De krombekstrandloper (Calidris ferruginea) komt vooral in Siberië voor, waar hij op de toendra broedt.
De vogel is vrij klein, 19 tot 21 cm, en wordt gekenmerkt door een vrij lange neergebogen snavel, lange hals en een witte stuit. De snavel en hals zijn wat langer dan bij de bonte strandloper. In zomerkleed heeft hij getekende donkergrijze bovendelen en steenrode onderdelen. 's Winters is de vogel lichtgrijs van boven en wit van onder met een duidelijke witte wenkbrauwstreep. Jonge vogels hebben in het najaar een grijsbruine rug met een geschubd patroon, een witte buik en een perzikkleurige borst.
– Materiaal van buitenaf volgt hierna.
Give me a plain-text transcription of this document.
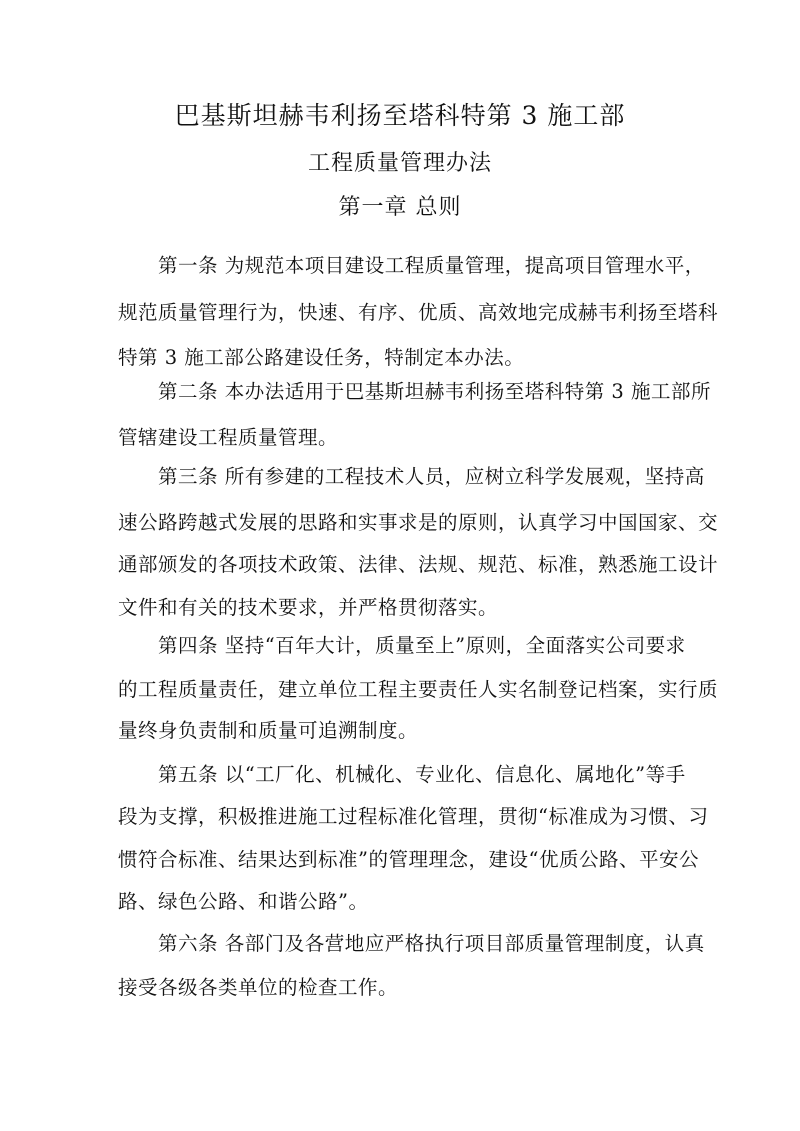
巴基斯坦赫韦利扬至塔科特第 3 施工部
工程质量管理办法
第一章 总则
第一条 为规范本项目建设工程质量管理，提高项目管理水平，
规范质量管理行为，快速、有序、优质、高效地完成赫韦利扬至塔科
特第 3 施工部公路建设任务，特制定本办法。
第二条 本办法适用于巴基斯坦赫韦利扬至塔科特第 3 施工部所
管辖建设工程质量管理。
第三条 所有参建的工程技术人员，应树立科学发展观，坚持高
速公路跨越式发展的思路和实事求是的原则，认真学习中国国家、交
通部颁发的各项技术政策、法律、法规、规范、标准，熟悉施工设计
文件和有关的技术要求，并严格贯彻落实。
第四条 坚持“百年大计，质量至上”原则，全面落实公司要求
的工程质量责任，建立单位工程主要责任人实名制登记档案，实行质
量终身负责制和质量可追溯制度。
第五条 以“工厂化、机械化、专业化、信息化、属地化”等手
段为支撑，积极推进施工过程标准化管理，贯彻“标准成为习惯、习
惯符合标准、结果达到标准”的管理理念，建设“优质公路、平安公
路、绿色公路、和谐公路”。
第六条 各部门及各营地应严格执行项目部质量管理制度，认真
接受各级各类单位的检查工作。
Deze strandloper is een verwoed trekvogel. Zijn overwinteringsgebieden liggen in Afrika, zuidelijk en zuidoostelijk Azië. De vogel vormt grote groepen, vaak samen met andere soorten van het geslacht Calidris. Op weg naar Afrika bezoekt deze vogel ook regelmatig westelijk Europa. In Nederland kan de krombekstrandvogel vooral worden aangetroffen langs de kust tijdens de najaarstrek in de maanden juli en augustus.
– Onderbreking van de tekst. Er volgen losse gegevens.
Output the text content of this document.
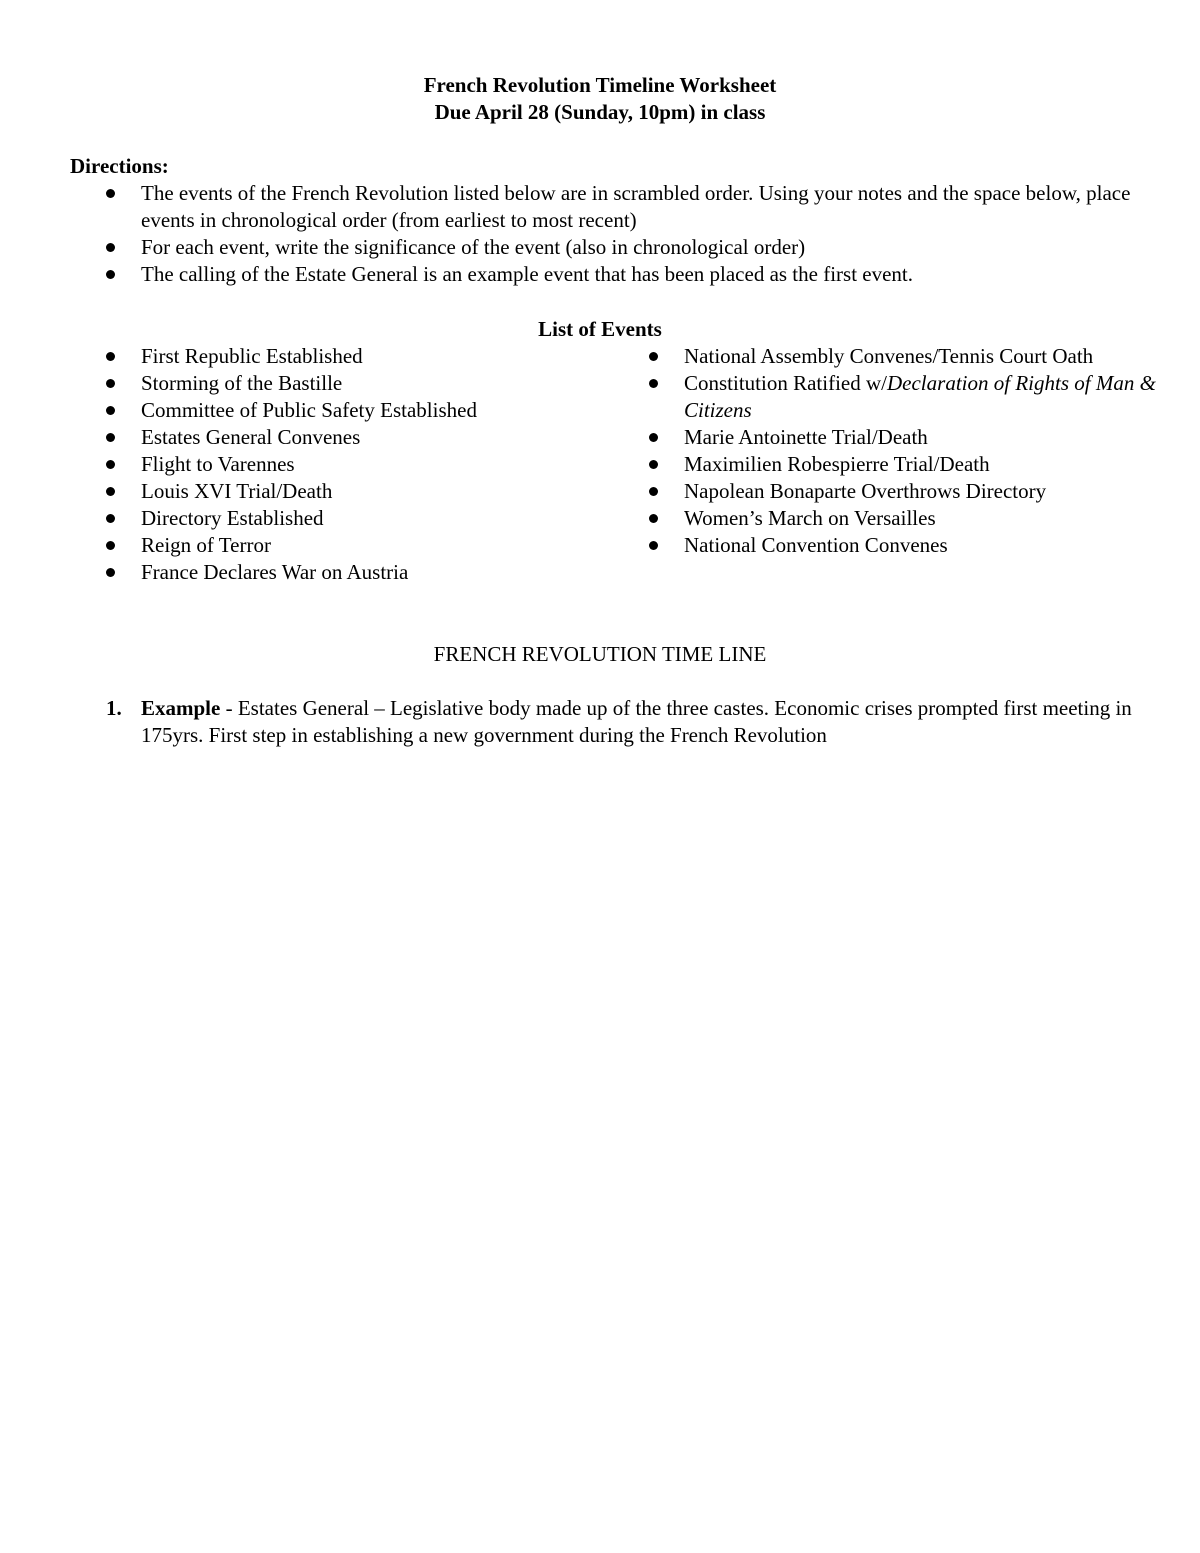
French Revolution Timeline Worksheet
Due April 28 (Sunday, 10pm) in class
Directions:
The events of the French Revolution listed below are in scrambled order. Using your notes and the space below, place events in chronological order (from earliest to most recent)
For each event, write the significance of the event (also in chronological order)
The calling of the Estate General is an example event that has been placed as the first event.
List of Events
First Republic Established
Storming of the Bastille
Committee of Public Safety Established
Estates General Convenes
Flight to Varennes
Louis XVI Trial/Death
Directory Established
Reign of Terror
France Declares War on Austria
National Assembly Convenes/Tennis Court Oath
Constitution Ratified w/Declaration of Rights of Man & Citizens
Marie Antoinette Trial/Death
Maximilien Robespierre Trial/Death
Napolean Bonaparte Overthrows Directory
Women’s March on Versailles
National Convention Convenes
FRENCH REVOLUTION TIME LINE
1. Example - Estates General – Legislative body made up of the three castes. Economic crises prompted first meeting in 175yrs. First step in establishing a new government during the French Revolution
Het bevolkingsaantal van deze soort hangt samen met dat van de lemming omdat in jaren waarin er weinig lemmingen zijn, de roofdieren zoals de sneeuwuil of de grote jager aangewezen zijn op de steltlopertjes. De vogel zoekt in zachte modder naar voedsel, voornamelijk op het oog, en eet voornamelijk insecten en andere kleine ongewervelden.
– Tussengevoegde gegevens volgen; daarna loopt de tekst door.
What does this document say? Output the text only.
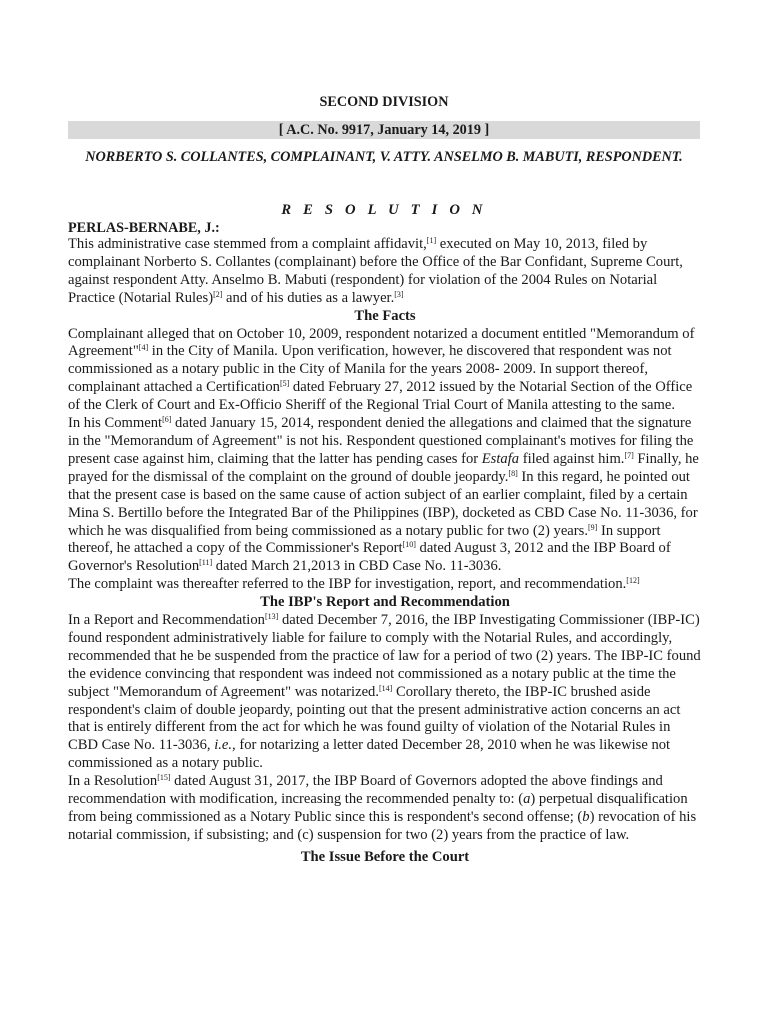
SECOND DIVISION
[ A.C. No. 9917, January 14, 2019 ]
NORBERTO S. COLLANTES, COMPLAINANT, V. ATTY. ANSELMO B. MABUTI, RESPONDENT.
R E S O L U T I O N
PERLAS-BERNABE, J.:

This administrative case stemmed from a complaint affidavit,[1] executed on May 10, 2013, filed by complainant Norberto S. Collantes (complainant) before the Office of the Bar Confidant, Supreme Court, against respondent Atty. Anselmo B. Mabuti (respondent) for violation of the 2004 Rules on Notarial Practice (Notarial Rules)[2] and of his duties as a lawyer.[3]

The Facts

Complainant alleged that on October 10, 2009, respondent notarized a document entitled "Memorandum of Agreement"[4] in the City of Manila. Upon verification, however, he discovered that respondent was not commissioned as a notary public in the City of Manila for the years 2008- 2009. In support thereof, complainant attached a Certification[5] dated February 27, 2012 issued by the Notarial Section of the Office of the Clerk of Court and Ex-Officio Sheriff of the Regional Trial Court of Manila attesting to the same.

In his Comment[6] dated January 15, 2014, respondent denied the allegations and claimed that the signature in the "Memorandum of Agreement" is not his. Respondent questioned complainant's motives for filing the present case against him, claiming that the latter has pending cases for Estafa filed against him.[7] Finally, he prayed for the dismissal of the complaint on the ground of double jeopardy.[8] In this regard, he pointed out that the present case is based on the same cause of action subject of an earlier complaint, filed by a certain Mina S. Bertillo before the Integrated Bar of the Philippines (IBP), docketed as CBD Case No. 11-3036, for which he was disqualified from being commissioned as a notary public for two (2) years.[9] In support thereof, he attached a copy of the Commissioner's Report[10] dated August 3, 2012 and the IBP Board of Governor's Resolution[11] dated March 21,2013 in CBD Case No. 11-3036.

The complaint was thereafter referred to the IBP for investigation, report, and recommendation.[12]

The IBP's Report and Recommendation

In a Report and Recommendation[13] dated December 7, 2016, the IBP Investigating Commissioner (IBP-IC) found respondent administratively liable for failure to comply with the Notarial Rules, and accordingly, recommended that he be suspended from the practice of law for a period of two (2) years. The IBP-IC found the evidence convincing that respondent was indeed not commissioned as a notary public at the time the subject "Memorandum of Agreement" was notarized.[14] Corollary thereto, the IBP-IC brushed aside respondent's claim of double jeopardy, pointing out that the present administrative action concerns an act that is entirely different from the act for which he was found guilty of violation of the Notarial Rules in CBD Case No. 11-3036, i.e., for notarizing a letter dated December 28, 2010 when he was likewise not commissioned as a notary public.

In a Resolution[15] dated August 31, 2017, the IBP Board of Governors adopted the above findings and recommendation with modification, increasing the recommended penalty to: (a) perpetual disqualification from being commissioned as a Notary Public since this is respondent's second offense; (b) revocation of his notarial commission, if subsisting; and (c) suspension for two (2) years from the practice of law.

The Issue Before the Court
Het mannetje van deze vogel heeft een baltsritueel in de lucht en het vrouwtje legt gewoonlijk 3-4 eieren op de grond.
Hoewel de krombekstrandloper een groot verspreidingsgebied heeft, is de achteruitgang zorgwekkend, vooral door habitatverlies in de Gele Zee van de Aziatische populatie. Om deze redenen staat de vogel sinds 2015 als gevoelig op de Rode Lijst van de IUCN.